Sinto o feitiço que coloquei ao redor do quarto se dissipar devido a minha fraqueza. Ava entra imediatamente e corre para me socorrer. Tento expulsá-la, mas as palavras não saem. Ela rasga uma bolsa de sangue com os dentes e enfia na minha boca a força. No começo, o gosto é agridoce, mas quando desce pela garganta deixa um rastro de ferro e amargor. Não é ruim, mas também não é algo pelo qual vale a pena matar.

Instintivamente, eu agarro a bolsa de sangue como se ela pudesse fugir. O líquido preenche o vazio que sinto e me deixa inebriada, semelhante a um viciado em drogas que cede a seus desejosos sombrios. A textura é viscosa e escorre pelo meu queixo enquanto Ava me sacode e berra meu nome. Depois de alguns goles de sangue minha visão volta ao normal. Vejo um emaranhado de cabelos ruivos sobre mim e um par de olhos azuis tristes me encarando. Me engasgo com o sangue e começo a tossir compulsivamente.

Ava me deita de lado e tenta me ajudar com tapinhas nas costas. Minha tosse se transforma em um choro decadente e me encolho feito uma criança enquanto toda aquela escuridão começa a me quebrar por dentro mais uma vez.
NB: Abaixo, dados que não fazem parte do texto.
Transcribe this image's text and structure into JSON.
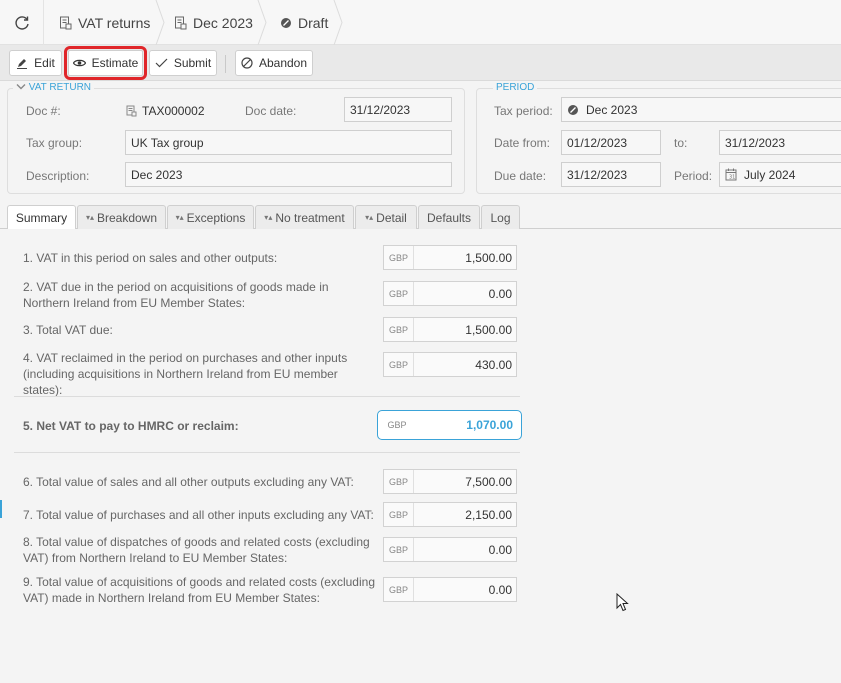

Ava me deixa chorar. Ela, mais do que qualquer outro, enfrentou a dor de ter seu futuro decidido por outras pessoas e sabe que nenhuma palavra poderá ser capaz de alterar o que sinto nesse momento.

🎵 (Aron Wright - Heartbeats)

Me arrasto até a parede mais próxima, me sento apoiando as costas e soltando os ombros como se o mundo inteiro estivesse sobre eles. Em silêncio, Ava se senta ao meu lado, e ficamos assim por longos minutos.

Quando meus pensamentos voltam a ficar insuportáveis eu finalmente pergunto:

- Como conseguiu? Como superou isso?

Ela me encara como quem diz que não existe fórmula mágica.

- Você só continua. Um dia depois do outro. Mesmo quando doí tanto, a ponto de não conseguir nem mesmo respirar, você continua... Você sobrevive. E todo dia você inventa um novo motivo para não desistir até que em algum momento, não vai mais precisar inventar. Com o tempo e um pouco de sorte, vai se dar conta de que aquela dor se tornou parte de você, de uma forma que ela não terá mais o poder de te manter de joelhos, mas como um combustível que vai alimentar a sua força.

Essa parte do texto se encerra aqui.